Calculate the number of toys that land in each bin of a partitioned toy box.
Mom and dad have a problem - their child John never puts his toys away when he is finished playing with them. They gave John a rectangular box to put his toys in, but John is rebellious and obeys his parents by simply throwing his toys into the box. All the toys get mixed up, and it is impossible for John to find his favorite toys.

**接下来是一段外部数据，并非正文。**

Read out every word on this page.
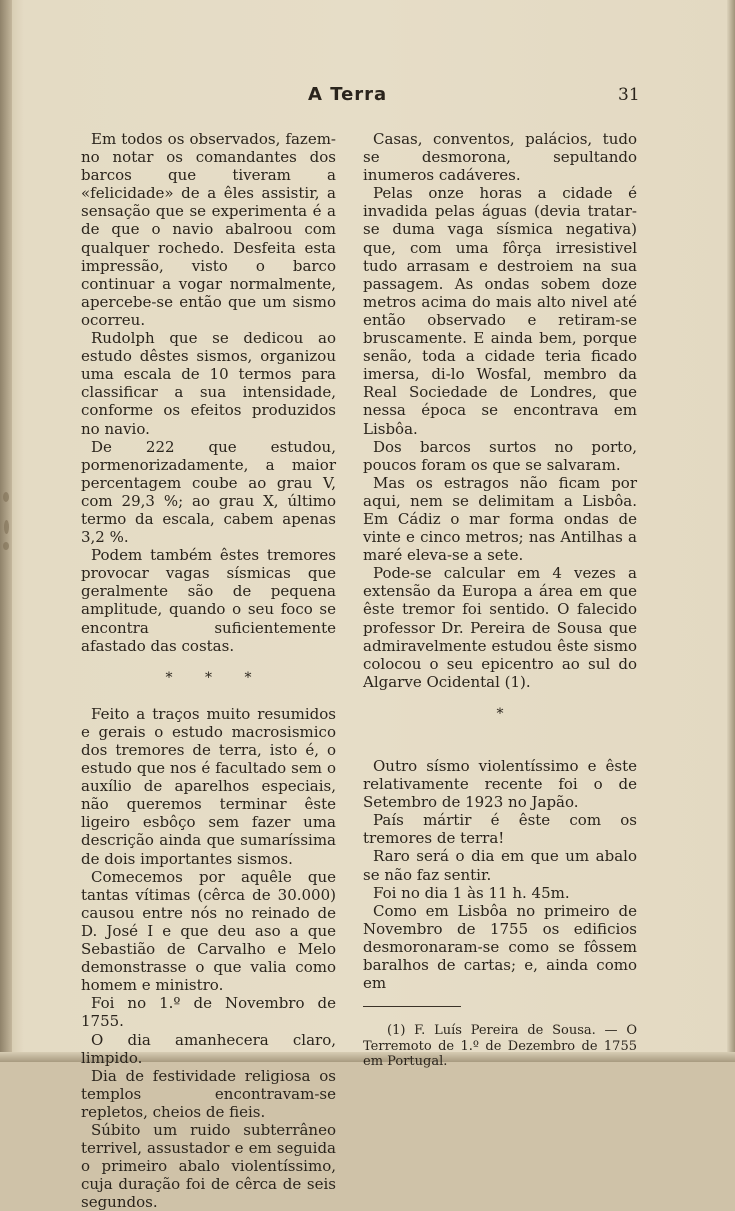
A Terra	31

Em todos os observados, fazem-no notar os comandantes dos barcos que tiveram a «felicidade» de a êles assistir, a sensação que se experimenta é a de que o navio abalroou com qualquer rochedo. Desfeita esta impressão, visto o barco continuar a vogar normalmente, apercebe-se então que um sismo ocorreu.

Rudolph que se dedicou ao estudo dêstes sismos, organizou uma escala de 10 termos para classificar a sua intensidade, conforme os efeitos produzidos no navio.

De 222 que estudou, pormenorizadamente, a maior percentagem coube ao grau V, com 29,3 %; ao grau X, último termo da escala, cabem apenas 3,2 %.

Podem também êstes tremores provocar vagas sísmicas que geralmente são de pequena amplitude, quando o seu foco se encontra suficientemente afastado das costas.

* * *

Feito a traços muito resumidos e gerais o estudo macrosismico dos tremores de terra, isto é, o estudo que nos é facultado sem o auxílio de aparelhos especiais, não queremos terminar êste ligeiro esbôço sem fazer uma descrição ainda que sumaríssima de dois importantes sismos.

Comecemos por aquêle que tantas vítimas (cêrca de 30.000) causou entre nós no reinado de D. José I e que deu aso a que Sebastião de Carvalho e Melo demonstrasse o que valia como homem e ministro.

Foi no 1.º de Novembro de 1755.

O dia amanhecera claro, limpido.

Dia de festividade religiosa os templos encontravam-se repletos, cheios de fieis.

Súbito um ruido subterrâneo terrivel, assustador e em seguida o primeiro abalo violentíssimo, cuja duração foi de cêrca de seis segundos.

Casas, conventos, palácios, tudo se desmorona, sepultando inumeros cadáveres.

Pelas onze horas a cidade é invadida pelas águas (devia tratar-se duma vaga sísmica negativa) que, com uma fôrça irresistivel tudo arrasam e destroiem na sua passagem. As ondas sobem doze metros acima do mais alto nivel até então observado e retiram-se bruscamente. E ainda bem, porque senão, toda a cidade teria ficado imersa, di-lo Wosfal, membro da Real Sociedade de Londres, que nessa época se encontrava em Lisbôa.

Dos barcos surtos no porto, poucos foram os que se salvaram.

Mas os estragos não ficam por aqui, nem se delimitam a Lisbôa. Em Cádiz o mar forma ondas de vinte e cinco metros; nas Antilhas a maré eleva-se a sete.

Pode-se calcular em 4 vezes a extensão da Europa a área em que êste tremor foi sentido. O falecido professor Dr. Pereira de Sousa que admiravelmente estudou êste sismo colocou o seu epicentro ao sul do Algarve Ocidental (1).

*

Outro sísmo violentíssimo e êste relativamente recente foi o de Setembro de 1923 no Japão.

País mártir é êste com os tremores de terra!

Raro será o dia em que um abalo se não faz sentir.

Foi no dia 1 às 11 h. 45m.

Como em Lisbôa no primeiro de Novembro de 1755 os edificios desmoronaram-se como se fôssem baralhos de cartas; e, ainda como em

(1) F. Luís Pereira de Sousa. — O Terremoto de 1.º de Dezembro de 1755 em Portugal.
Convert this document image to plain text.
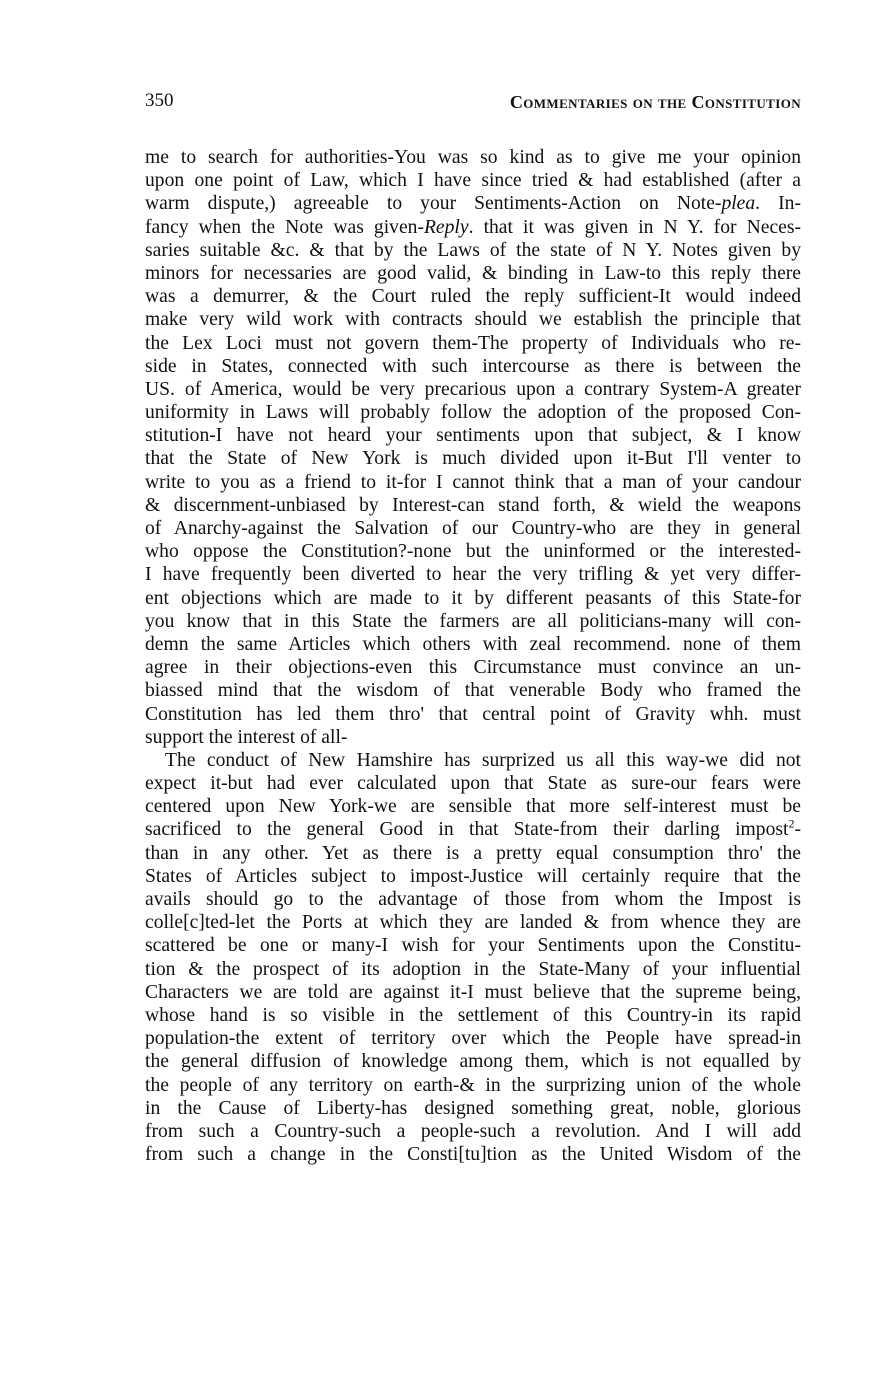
350	Commentaries on the Constitution
me to search for authorities-You was so kind as to give me your opinion
upon one point of Law, which I have since tried & had established (after a
warm dispute,) agreeable to your Sentiments-Action on Note-plea. In-
fancy when the Note was given-Reply. that it was given in N Y. for Neces-
saries suitable &c. & that by the Laws of the state of N Y. Notes given by
minors for necessaries are good valid, & binding in Law-to this reply there
was a demurrer, & the Court ruled the reply sufficient-It would indeed
make very wild work with contracts should we establish the principle that
the Lex Loci must not govern them-The property of Individuals who re-
side in States, connected with such intercourse as there is between the
US. of America, would be very precarious upon a contrary System-A greater
uniformity in Laws will probably follow the adoption of the proposed Con-
stitution-I have not heard your sentiments upon that subject, & I know
that the State of New York is much divided upon it-But I'll venter to
write to you as a friend to it-for I cannot think that a man of your candour
& discernment-unbiased by Interest-can stand forth, & wield the weapons
of Anarchy-against the Salvation of our Country-who are they in general
who oppose the Constitution?-none but the uninformed or the interested-
I have frequently been diverted to hear the very trifling & yet very differ-
ent objections which are made to it by different peasants of this State-for
you know that in this State the farmers are all politicians-many will con-
demn the same Articles which others with zeal recommend. none of them
agree in their objections-even this Circumstance must convince an un-
biassed mind that the wisdom of that venerable Body who framed the
Constitution has led them thro' that central point of Gravity whh. must
support the interest of all-
The conduct of New Hamshire has surprized us all this way-we did not
expect it-but had ever calculated upon that State as sure-our fears were
centered upon New York-we are sensible that more self-interest must be
sacrificed to the general Good in that State-from their darling impost$^2$-
than in any other. Yet as there is a pretty equal consumption thro' the
States of Articles subject to impost-Justice will certainly require that the
avails should go to the advantage of those from whom the Impost is
colle[c]ted-let the Ports at which they are landed & from whence they are
scattered be one or many-I wish for your Sentiments upon the Constitu-
tion & the prospect of its adoption in the State-Many of your influential
Characters we are told are against it-I must believe that the supreme being,
whose hand is so visible in the settlement of this Country-in its rapid
population-the extent of territory over which the People have spread-in
the general diffusion of knowledge among them, which is not equalled by
the people of any territory on earth-& in the surprizing union of the whole
in the Cause of Liberty-has designed something great, noble, glorious
from such a Country-such a people-such a revolution. And I will add
from such a change in the Consti[tu]tion as the United Wisdom of the
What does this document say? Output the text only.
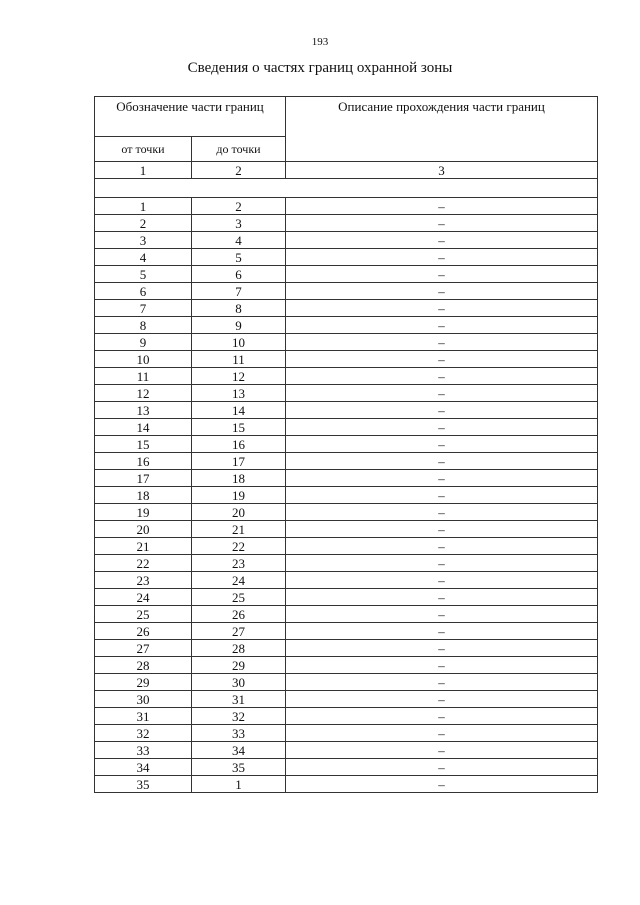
193
Сведения о частях границ охранной зоны
Обозначение части границ		Описание прохождения части границ
от точки	до точки	
1	2	3

1	2	–
2	3	–
3	4	–
4	5	–
5	6	–
6	7	–
7	8	–
8	9	–
9	10	–
10	11	–
11	12	–
12	13	–
13	14	–
14	15	–
15	16	–
16	17	–
17	18	–
18	19	–
19	20	–
20	21	–
21	22	–
22	23	–
23	24	–
24	25	–
25	26	–
26	27	–
27	28	–
28	29	–
29	30	–
30	31	–
31	32	–
32	33	–
33	34	–
34	35	–
35	1	–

John‘s parents came up with the following idea. They put cardboard partitions into the box. Even if John keeps throwing his toys into the box, at least toys that get thrown into different bins stay separated. The following diagram shows a top view of an example toy box.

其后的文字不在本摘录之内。